The consequence of this surge in demand for infrastructure and amenities in Africa’s growing cities is new opportunities for substantial investments. For both domestic and international investors these cities are potentially lucrative markets for various industries, from real estate and hospitality to entertainment and healthcare. Capital inflow into these urban centres can stimulate economic growth and create job opportunities. Developing and maintaining modern infrastructure, such as efficient public transportation systems, sustainable energy sources, and resilient waste management solutions, also requires skilled professionals in various fields.

Similarly, providing a wide range of social and cultural amenities necessitates a workforce proficient in areas like education, healthcare, and cultural programming. The promise of huge investments and developing technical capabilities offers the potential for long-term economic growth and an enhanced quality of life for residents. This calls for policymakers, urban planners, and business leaders to work collaboratively to strike a balance between addressing the challenges and harnessing the promise of Africa’s megacities.

Already, there are promising signs around the continent, as existing and planned cities take on these challenges, buoyed by heavy investments and growing enthusiasm from local and national governments. Egypt is building a new, as yet unnamed, administrative capital, located 45km east of Cairo, with numerous features including 25 commercial districts, 21 residential districts, artificial lakes, a solar energy farm, a massive recreational park, a large theme park, a technology park, a new international airport, educational institutions, mosques, clinics, hospitals and hotels.

The total cost is undisclosed, but relocating government ministries, foreign embassies, parliament, and presidential palaces is estimated to cost $45bn. In Kenya, construction of a $14.5bn technology city in Machakos County has begun. Modelled after California’s Silicon Valley, it’s called the “African Silicon Savanna” or “Konza Technopolis.” This project is part of Kenya’s Vision 2030 economic development plan and aims to attract investors and tech talent. The city will focus on business process outsourcing, software development, data centres, call centres, manufacturing, and research institutions.

Great potential in Nigeria

In other cities, such as Nigeria’s Abuja, there is great potential for re-engineering and regeneration, which is the purpose of the Abuja midtown project. Nigeria already boasts of Lagos, Africa’s largest and most populous city. The city accounts for a third of Nigeria’s gross domestic product, an astonishing $136bn that dwarfs some of the country’s neighbours’ economic output.

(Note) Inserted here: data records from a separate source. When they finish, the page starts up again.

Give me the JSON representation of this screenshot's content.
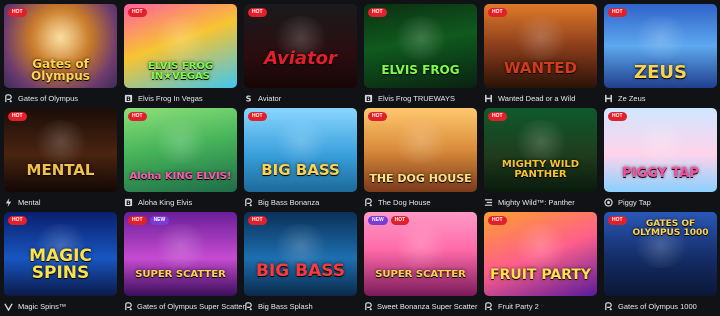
{
  "games": [
    {
      "name": "Gates of Olympus",
      "thumb_title": "Gates of Olympus",
      "badges": [
        "HOT"
      ],
      "provider_icon": "pragmatic-play-icon",
      "title_color": "#ffd34d",
      "bg": "bg0"
    },
    {
      "name": "Elvis Frog In Vegas",
      "thumb_title": "ELVIS FROG IN★VEGAS",
      "badges": [
        "HOT"
      ],
      "provider_icon": "bgaming-icon",
      "title_color": "#7dff4a",
      "bg": "bg1"
    },
    {
      "name": "Aviator",
      "thumb_title": "Aviator",
      "badges": [
        "HOT"
      ],
      "provider_icon": "spribe-icon",
      "title_color": "#e0202a",
      "bg": "bg2"
    },
    {
      "name": "Elvis Frog TRUEWAYS",
      "thumb_title": "ELVIS FROG",
      "badges": [
        "HOT"
      ],
      "provider_icon": "bgaming-icon",
      "title_color": "#7dff4a",
      "bg": "bg3"
    },
    {
      "name": "Wanted Dead or a Wild",
      "thumb_title": "WANTED",
      "badges": [
        "HOT"
      ],
      "provider_icon": "hacksaw-icon",
      "title_color": "#d23a1c",
      "bg": "bg4"
    },
    {
      "name": "Ze Zeus",
      "thumb_title": "ZEUS",
      "badges": [
        "HOT"
      ],
      "provider_icon": "hacksaw-icon",
      "title_color": "#ffd34d",
      "bg": "bg5"
    },
    {
      "name": "Mental",
      "thumb_title": "MENTAL",
      "badges": [
        "HOT"
      ],
      "provider_icon": "nolimit-city-icon",
      "title_color": "#f3c14a",
      "bg": "bg6"
    },
    {
      "name": "Aloha King Elvis",
      "thumb_title": "Aloha KING ELVIS!",
      "badges": [
        "HOT"
      ],
      "provider_icon": "bgaming-icon",
      "title_color": "#ff5ab0",
      "bg": "bg7"
    },
    {
      "name": "Big Bass Bonanza",
      "thumb_title": "BIG BASS",
      "badges": [
        "HOT"
      ],
      "provider_icon": "pragmatic-play-icon",
      "title_color": "#ffd34d",
      "bg": "bg8"
    },
    {
      "name": "The Dog House",
      "thumb_title": "THE DOG HOUSE",
      "badges": [
        "HOT"
      ],
      "provider_icon": "pragmatic-play-icon",
      "title_color": "#ffe08a",
      "bg": "bg9"
    },
    {
      "name": "Mighty Wild™: Panther",
      "thumb_title": "MIGHTY WILD PANTHER",
      "badges": [
        "HOT"
      ],
      "provider_icon": "gameart-icon",
      "title_color": "#f7c431",
      "bg": "bg10"
    },
    {
      "name": "Piggy Tap",
      "thumb_title": "PIGGY TAP",
      "badges": [
        "HOT"
      ],
      "provider_icon": "piggy-tap-provider-icon",
      "title_color": "#ff4fa0",
      "bg": "bg11"
    },
    {
      "name": "Magic Spins™",
      "thumb_title": "MAGIC SPINS",
      "badges": [
        "HOT"
      ],
      "provider_icon": "vibra-icon",
      "title_color": "#ffe14a",
      "bg": "bg12"
    },
    {
      "name": "Gates of Olympus Super Scatter",
      "thumb_title": "SUPER SCATTER",
      "badges": [
        "HOT",
        "NEW"
      ],
      "provider_icon": "pragmatic-play-icon",
      "title_color": "#ffd34d",
      "bg": "bg13"
    },
    {
      "name": "Big Bass Splash",
      "thumb_title": "BIG BASS",
      "badges": [
        "HOT"
      ],
      "provider_icon": "pragmatic-play-icon",
      "title_color": "#ff3a3a",
      "bg": "bg14"
    },
    {
      "name": "Sweet Bonanza Super Scatter",
      "thumb_title": "SUPER SCATTER",
      "badges": [
        "NEW",
        "HOT"
      ],
      "provider_icon": "pragmatic-play-icon",
      "title_color": "#ffd34d",
      "bg": "bg15"
    },
    {
      "name": "Fruit Party 2",
      "thumb_title": "FRUIT PARTY",
      "badges": [
        "HOT"
      ],
      "provider_icon": "pragmatic-play-icon",
      "title_color": "#ffe14a",
      "bg": "bg16"
    },
    {
      "name": "Gates of Olympus 1000",
      "thumb_title": "GATES OF OLYMPUS 1000",
      "badges": [
        "HOT"
      ],
      "provider_icon": "pragmatic-play-icon",
      "title_color": "#ffd34d",
      "bg": "bg17"
    }
  ],
  "colors": {
    "page_bg": "#101216",
    "hot": "#e0202a",
    "new": "#7a3bd8",
    "caption_text": "#e8e8ea"
  }
}
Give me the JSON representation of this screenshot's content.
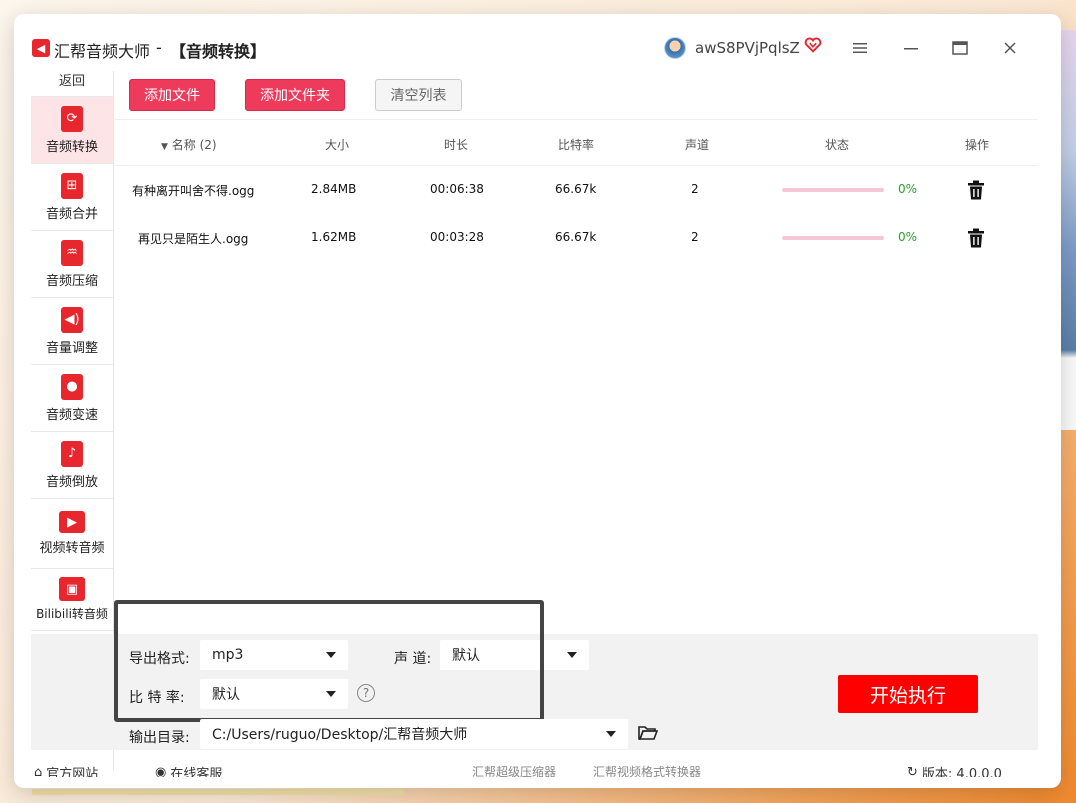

The largest economy in Africa, Nigeria has vast natural resources and a growing middle class with increasing purchasing power, which creates opportunities for real estate development, retail, and other industries. In 2015, a report from global accounting firm, pwc predicted that Nigeria could, along with Indonesia and Mexico, become one of the top ten largest economies in the world, displacing France and the United Kingdom.

The West African powerhouse also has one of the most urbanised populations in the continent, with 213m citizens, or 53% of its citizens living in urban areas, according to the World Bank. The bank also estimates that this could increase to 70% by 2050. This will accentuate the already sharp deficit in infrastructure and amenities in the country’s major cities and there will need to be concerted and collaborative efforts between public and private sector players to address the growing challenge.

The Nigerian government has recognised the need for urban development and has launched initiatives to encourage private sector participation in city development projects. Public-private partnerships are being promoted to foster collaboration between government entities and private developers.

Its national urban development plan, first launched in 2019 and revised earlier this year, seeks to leverage private investment to achieve the federal government’s goals and opens the door for further investment. Working hand in hand with local and national authorities, private developers can bring new and innovative designs, sustainable materials and approaches and help rejuvenate existing cities, making them friendlier and more livable. In particular, there are opportunities to incorporate smart city concepts into Nigerian urban development projects to enhance quality of life for residents.  

With a growing economy, urbanising population and infrastructure deficit, Nigeria’s cities present tremendous investment opportunities to private developers. As one of the largest emerging economies, the country is also a compelling destination for investment, including for developers with the capacity to transform urban dwellings. Collaboration between the public sector, private developers, and other stakeholders will be essential to harnessing this potential and driving sustainable urban development in Nigeria.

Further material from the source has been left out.